Managers Do Not Make Themselves
By Andy Heath
I have a hard time hiding my disdain for managers while everyone else talks about how wonderful they are. "We are the professionals!" they will say. "Just look at us. Look at our highly cerebral work. Look at the all the good we do for our companies. (Sigh) We are such GREAT professionals!"
Nonsense.
You are a manager because someone made you one. The president of the company might have made you a manager because you're competent, or perhaps because he owed you a political favor. Maybe you're his daughter. Maybe you bring in more business than everyone else. Maybe you play golf with him. Regardless of the reason, someone else made you a manager, and if that person had not given you that label, you would not be a manager.

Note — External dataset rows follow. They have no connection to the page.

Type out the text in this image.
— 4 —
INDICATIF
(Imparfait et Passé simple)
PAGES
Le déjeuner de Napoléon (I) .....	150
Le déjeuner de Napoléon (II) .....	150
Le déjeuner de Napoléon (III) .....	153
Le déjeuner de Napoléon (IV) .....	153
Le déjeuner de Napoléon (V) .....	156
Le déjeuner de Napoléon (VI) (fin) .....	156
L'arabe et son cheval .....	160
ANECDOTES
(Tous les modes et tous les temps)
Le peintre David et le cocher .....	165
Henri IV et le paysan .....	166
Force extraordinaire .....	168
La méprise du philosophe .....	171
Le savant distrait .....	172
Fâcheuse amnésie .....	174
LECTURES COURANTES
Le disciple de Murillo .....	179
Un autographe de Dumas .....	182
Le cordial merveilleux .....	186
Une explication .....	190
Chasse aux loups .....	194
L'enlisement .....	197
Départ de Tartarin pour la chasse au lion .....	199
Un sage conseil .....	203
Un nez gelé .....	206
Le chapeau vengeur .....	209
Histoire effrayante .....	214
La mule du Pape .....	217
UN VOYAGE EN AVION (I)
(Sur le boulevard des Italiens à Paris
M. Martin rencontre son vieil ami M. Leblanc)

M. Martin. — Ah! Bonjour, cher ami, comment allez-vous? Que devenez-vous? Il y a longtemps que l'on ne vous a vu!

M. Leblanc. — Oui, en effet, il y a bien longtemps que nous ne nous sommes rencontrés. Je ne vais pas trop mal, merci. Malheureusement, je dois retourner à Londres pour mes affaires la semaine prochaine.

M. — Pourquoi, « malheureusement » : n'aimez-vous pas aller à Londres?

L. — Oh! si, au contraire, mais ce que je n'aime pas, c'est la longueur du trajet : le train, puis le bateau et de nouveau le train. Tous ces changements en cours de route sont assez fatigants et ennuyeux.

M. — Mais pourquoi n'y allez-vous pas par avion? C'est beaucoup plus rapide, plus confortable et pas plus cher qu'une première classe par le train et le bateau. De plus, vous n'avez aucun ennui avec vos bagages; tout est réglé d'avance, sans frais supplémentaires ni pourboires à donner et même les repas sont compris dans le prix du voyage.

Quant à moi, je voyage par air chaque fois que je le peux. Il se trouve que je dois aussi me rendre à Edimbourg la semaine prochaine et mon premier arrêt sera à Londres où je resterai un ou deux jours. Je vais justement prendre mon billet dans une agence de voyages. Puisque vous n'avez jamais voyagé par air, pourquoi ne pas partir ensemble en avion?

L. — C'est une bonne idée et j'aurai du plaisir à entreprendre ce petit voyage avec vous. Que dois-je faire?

That said, managers have a lot of opportunity to do some good, but they are far inferior to nearly any other profession. Artists must make art and then have that art either accepted or spat upon by the public. The same is true of writers and musicians. Entrepreneurs must take inordinate risks with their own - and sometimes others' - money. They must work hard to create a business and live with the consequences if they fail. Front line employees must also be productive. They are often hired because they demonstrate their competence first. But managers - no. Managers are given their label by others often without having earned that label. So yes, I'm a bit hard on managers that are slackers, incompetent, and punish their employees too much. I am hard on them because they have immense responsibility and often do not deliver on that responsibility. I am hard on them because they often fail - without humility or apology.
In the business community, the old saying goes, "It's not what you know, but who you know." My question is this: Why is that? Why can't business choose the most competent people to be managers of people? Why don't they care enough to put highly qualified people in those places? If someone who is quite competent aspires to be a manager, that person often finds it nearly impossible to break into the field of management without first "knowing someone." That is sad.
Not that anyone is out to impress me, but if you want to do so, please don't tell me you're a manager.